One of the challenges of having your own OpenNTF project (SuperNTF), or for that matter doing any sort of Lotus Notes development, is how to handle new releases in an efficient manner.  The first thing you have to realize is that a development database is quite a bit different from a release database. A development database may include incomplete design elements, or elements that may never end up being used. It may include sample documents, profile documents, deletion stubs, agent settings, replication settings, etc. that should not be included in a release database.

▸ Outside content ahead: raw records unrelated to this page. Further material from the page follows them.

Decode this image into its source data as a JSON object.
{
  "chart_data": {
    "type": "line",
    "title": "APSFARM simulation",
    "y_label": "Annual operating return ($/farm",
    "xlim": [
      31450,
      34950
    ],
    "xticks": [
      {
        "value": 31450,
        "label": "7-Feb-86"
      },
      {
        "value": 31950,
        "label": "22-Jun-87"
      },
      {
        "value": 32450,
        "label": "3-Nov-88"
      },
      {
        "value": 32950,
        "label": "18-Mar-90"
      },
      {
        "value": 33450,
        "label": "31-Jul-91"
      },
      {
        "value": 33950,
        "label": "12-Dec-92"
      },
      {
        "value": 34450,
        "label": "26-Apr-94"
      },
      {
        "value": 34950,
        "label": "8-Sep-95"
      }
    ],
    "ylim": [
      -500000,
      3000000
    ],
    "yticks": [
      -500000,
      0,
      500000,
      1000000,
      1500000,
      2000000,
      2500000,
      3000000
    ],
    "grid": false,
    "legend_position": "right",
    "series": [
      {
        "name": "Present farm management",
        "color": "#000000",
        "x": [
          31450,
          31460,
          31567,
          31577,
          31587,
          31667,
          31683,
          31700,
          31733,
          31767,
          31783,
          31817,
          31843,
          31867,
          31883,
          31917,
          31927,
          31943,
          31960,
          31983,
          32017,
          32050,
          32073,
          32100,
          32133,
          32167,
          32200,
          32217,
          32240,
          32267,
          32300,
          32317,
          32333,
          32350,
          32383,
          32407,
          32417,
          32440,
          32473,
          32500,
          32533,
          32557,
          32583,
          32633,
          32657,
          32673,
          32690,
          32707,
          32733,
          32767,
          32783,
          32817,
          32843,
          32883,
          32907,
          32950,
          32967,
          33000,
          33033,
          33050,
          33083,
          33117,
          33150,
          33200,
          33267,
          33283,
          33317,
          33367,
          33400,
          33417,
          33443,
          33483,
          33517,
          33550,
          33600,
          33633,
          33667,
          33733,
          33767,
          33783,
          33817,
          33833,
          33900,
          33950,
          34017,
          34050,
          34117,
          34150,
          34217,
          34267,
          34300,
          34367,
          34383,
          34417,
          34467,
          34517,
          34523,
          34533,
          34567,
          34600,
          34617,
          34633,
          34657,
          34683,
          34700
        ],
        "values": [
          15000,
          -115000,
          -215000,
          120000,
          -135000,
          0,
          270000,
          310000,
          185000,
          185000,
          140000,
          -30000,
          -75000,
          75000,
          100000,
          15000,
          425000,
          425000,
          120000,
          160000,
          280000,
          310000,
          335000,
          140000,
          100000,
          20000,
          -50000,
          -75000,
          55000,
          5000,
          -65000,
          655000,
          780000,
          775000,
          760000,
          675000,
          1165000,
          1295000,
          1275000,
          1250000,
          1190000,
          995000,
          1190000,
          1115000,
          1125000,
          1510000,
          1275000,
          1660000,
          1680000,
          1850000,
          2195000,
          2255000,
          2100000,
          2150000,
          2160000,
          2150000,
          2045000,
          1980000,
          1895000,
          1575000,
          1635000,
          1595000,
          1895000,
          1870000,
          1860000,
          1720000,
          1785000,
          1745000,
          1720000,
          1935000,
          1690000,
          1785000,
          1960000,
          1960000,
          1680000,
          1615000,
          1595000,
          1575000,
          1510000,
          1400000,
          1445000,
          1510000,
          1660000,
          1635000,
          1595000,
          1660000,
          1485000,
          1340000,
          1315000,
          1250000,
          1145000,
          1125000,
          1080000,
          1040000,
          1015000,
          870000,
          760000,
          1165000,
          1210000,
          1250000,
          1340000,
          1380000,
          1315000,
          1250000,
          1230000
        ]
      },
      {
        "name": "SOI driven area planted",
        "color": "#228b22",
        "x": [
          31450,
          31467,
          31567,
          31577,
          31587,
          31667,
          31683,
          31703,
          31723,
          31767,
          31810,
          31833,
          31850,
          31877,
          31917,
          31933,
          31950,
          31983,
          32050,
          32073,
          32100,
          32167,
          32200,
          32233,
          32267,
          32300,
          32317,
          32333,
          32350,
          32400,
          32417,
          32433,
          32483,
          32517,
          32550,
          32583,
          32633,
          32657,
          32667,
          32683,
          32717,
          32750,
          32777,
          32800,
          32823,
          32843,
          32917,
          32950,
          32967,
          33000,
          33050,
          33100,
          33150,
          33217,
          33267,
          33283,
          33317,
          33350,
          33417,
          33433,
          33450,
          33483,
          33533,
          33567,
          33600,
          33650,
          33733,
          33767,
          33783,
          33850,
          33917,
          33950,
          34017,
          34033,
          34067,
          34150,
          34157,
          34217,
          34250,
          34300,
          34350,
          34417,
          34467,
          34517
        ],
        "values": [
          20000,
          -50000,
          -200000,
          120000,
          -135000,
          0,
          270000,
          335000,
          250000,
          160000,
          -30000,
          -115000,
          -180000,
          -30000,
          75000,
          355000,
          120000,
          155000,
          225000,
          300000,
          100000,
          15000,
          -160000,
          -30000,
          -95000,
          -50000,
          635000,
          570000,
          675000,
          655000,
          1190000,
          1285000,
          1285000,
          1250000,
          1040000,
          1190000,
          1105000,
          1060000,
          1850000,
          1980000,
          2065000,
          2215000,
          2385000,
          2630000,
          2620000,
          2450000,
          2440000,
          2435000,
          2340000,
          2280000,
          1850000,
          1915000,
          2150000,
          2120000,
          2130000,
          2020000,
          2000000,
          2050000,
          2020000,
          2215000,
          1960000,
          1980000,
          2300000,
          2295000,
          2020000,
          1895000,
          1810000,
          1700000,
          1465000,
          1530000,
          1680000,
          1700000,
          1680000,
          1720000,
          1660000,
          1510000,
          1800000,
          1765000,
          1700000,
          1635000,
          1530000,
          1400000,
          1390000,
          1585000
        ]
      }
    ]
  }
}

This means that a fair bit of cleanup is necessary in order to take a development database and prepare it for release.

To ensure that these and other release preparation tasks are not overlooked, I have prepared a checklist for SuperNTF rollouts that is general enough to apply to pretty much any OpenNTF project.  It goes something like this:

Checklist version 2 (June 22, 2008)
  1. If you haven't already, create a new "Release Template" database, which will allow you to maintain ACL settings distinct from the development database, and that is more appropriate to a release database. This will mean that you do not have to perform Step 2 for every release.  You might also want different database properties enabled, such as design locking, only on the development database.
  2. Cleanup ACL entries, and the ACL change log, as appropriate.
  3. Refresh the design of the release template database from the development database.
  4. Go through the design of the released template database and eliminate any design elements which are "half-baked" or otherwise not used. These may include elements that are backups of actual elements, and would only serve to confuse users if left in the design.
  5. Make sure all database properties are set appropriately.
  6. Update the version and date on the About Page and any other design elements where that information appears.  In the case of SuperNTF, I have a page design element called "About SuperNTF" which includes this information as it pertains to the SuperNTF framework elements, and allows the database developer to use the standard About Page for more application-specific information.
  7. Remove any log documents or activity document records or other "junk" documents which are not necessary for the release database. conversely make sure that any documents that are necessary, such as configuration documents, ARE included in the release.
  8. Use Ytria's ScanEZ to run a design cleanup on the database. this will remove all traces of previous design element editors and suppress potential cross certification errors or prompts that often are experienced by users of OpenNTF databases. I tend to do this process twice for good measure.  If you can't afford Ytria ScanEZ, I have included a view in SuperNTF which can be dropped into any other application database and which contains an action button that will perform essentially the same process on all design elements selected in that view.
  9. Change the design template name of the release database to reflect the version of the release template.  This is necessary to avoid potential confusion with previous releases, and will ensure that existing deployments based on previous releases do not inherit the wrong code.
  10. Remove deletion stubs.  Again the Ytria ScanEZ product contains functionality to accomplish this very easily, however there are ways of doing this by by temporarily changing database settings changing database settings : Go to Replication Settings, Space savers tab.  There is a setting for Remove documents not modified in the last xx days. This is not normally checked, uncheck it if it is. Put in the number zero (0) and close the dialog box. Wait for the deletion stubs to be removed. Open the Replication Settings, Space savers tab, and put in the oild number. (Thanks Lars for the supplement)
  11. Update any credits page that you may have which gives credit to other developers who have contributed to the project.
  12. Update the release notes for the project to reflect bug fixes and enhancements which have been included in the release.
  13. Make sure that any scheduled agents are not set to run on inappropriate servers.  One way to avoid problems is to have the agents set to select the server when the agent is enabled. Of course you should make sure that all scheduled agents are disabled in the release database.
  14. Recompile all LotusScript.
  15. Compact the database.  If you have Domino Administrator, you should use its compact functionality so that you can select the option shown here:

A picture named M2

Comments

1 - changing database settings nsert more here
should read:
changing database settings : Go to Replication Settings, Space savers tab. There is a setting for Remove documents not modified in the last xx days. This is not normally checked, uncheck it if it is. Put in the number zero (0) and close the dialog box. Wait for the deletion stubs to be removed. Open the Replication Settings, Space savers tab, and put in the oild number.

Tip: this parameter is also a tuning point. For single replica or high volume databases, turning this dial lower will keep less old cruft around. If you need robust replication, even if very infrequent (say once every 4 months) make this number larger.
If you replicate a db whith the deletion stubs removed, the 'deleted' documents will reappaer as they are present in the old db.

Cheers,

Lars

2 - Kevin, I have used the command line copy on XP Clients to drop indexes and such from a command window. I think I had to stop the client, then open a cmd window and cd to the executables, then invoke ncompact (insert commands here). Seemed to work ok, if you don't have an admin client/server available.